I just tried doing σ^3 and I got the inverse because
1 maps to 4, 4 to 6 and 6 to 1
2 to 3, 3 to 5, and 5 to 2.
3 to 5, 5 to 2, and 2 to 3.

Does this look correct now?

 

[taylor81792]

Okay, i redid it a final time and I believe the answer is 6

 

[jbunniii]

I just tried doing σ^3 and I got the inverse because
1 maps to 4, 4 to 6 and 6 to 1
2 to 3, 3 to 5, and 5 to 2.
3 to 5, 5 to 2, and 2 to 3.

Does this look correct now?

No, here's what I get:

1 to 3 to 4 to 5
2 to 1 to 3 to 4
3 to 4 to 5 to 6
4 to 5 to 6 to 2
5 to 6 to 2 to 1
6 to 2 to 1 to 3

so \sigma^3 = (1 2 3 4 5 6 ; 5 4 6 2 1 3).

 

[jbunniii]

Okay, i redid it a final time and I believe the answer is 6

Yes, that's correct.

 

[Deveno]

in general, if

σ = (a₁ a₂...a_k1)(b₁ b₂...b_k2)...(t₁ t₂...t_kr)

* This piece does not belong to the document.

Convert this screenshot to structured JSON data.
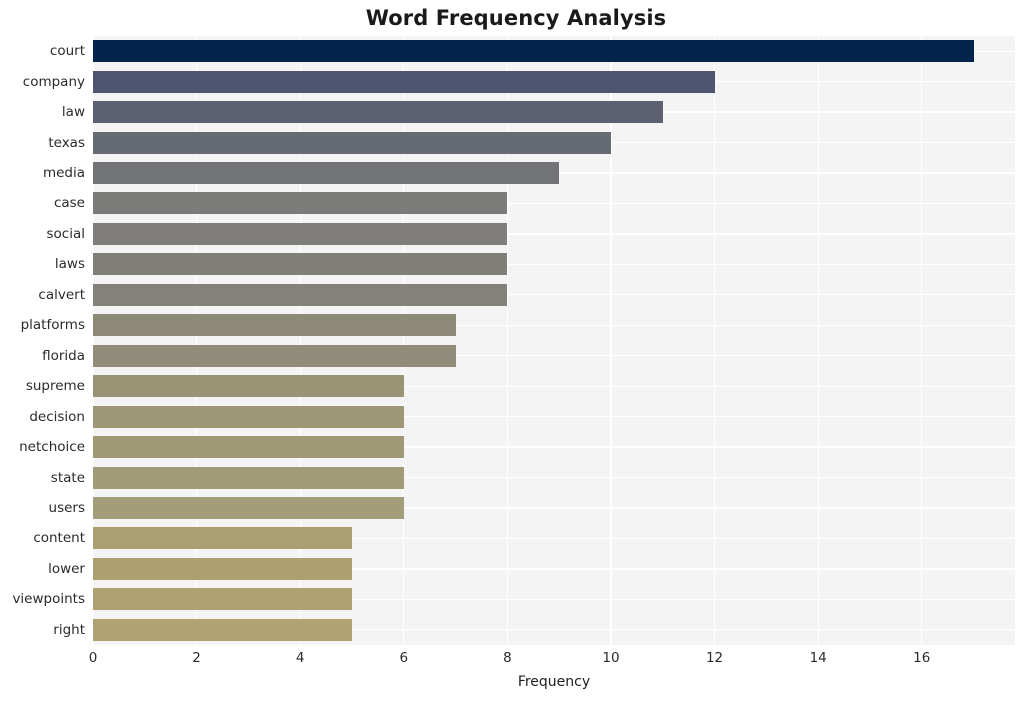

where each cycle is disjoint from all the others,

then |σ| = lcm(k₁,k₂,...,k_r)

for example, the order of σ =

(1 2 3 4 5)
(2 1 4 5 3) = (1 2)(3 4 5) is lcm(2,3) = 6.

also, if σ is a n-cycle that maps a_j→a_j+1 (mod n),

then σ^k maps a_j→a_j+k (mod n),

that is, instead of "jumping to the next number in the cycle (circle)", we skip to the k-th following number" ("looping back around when necessary").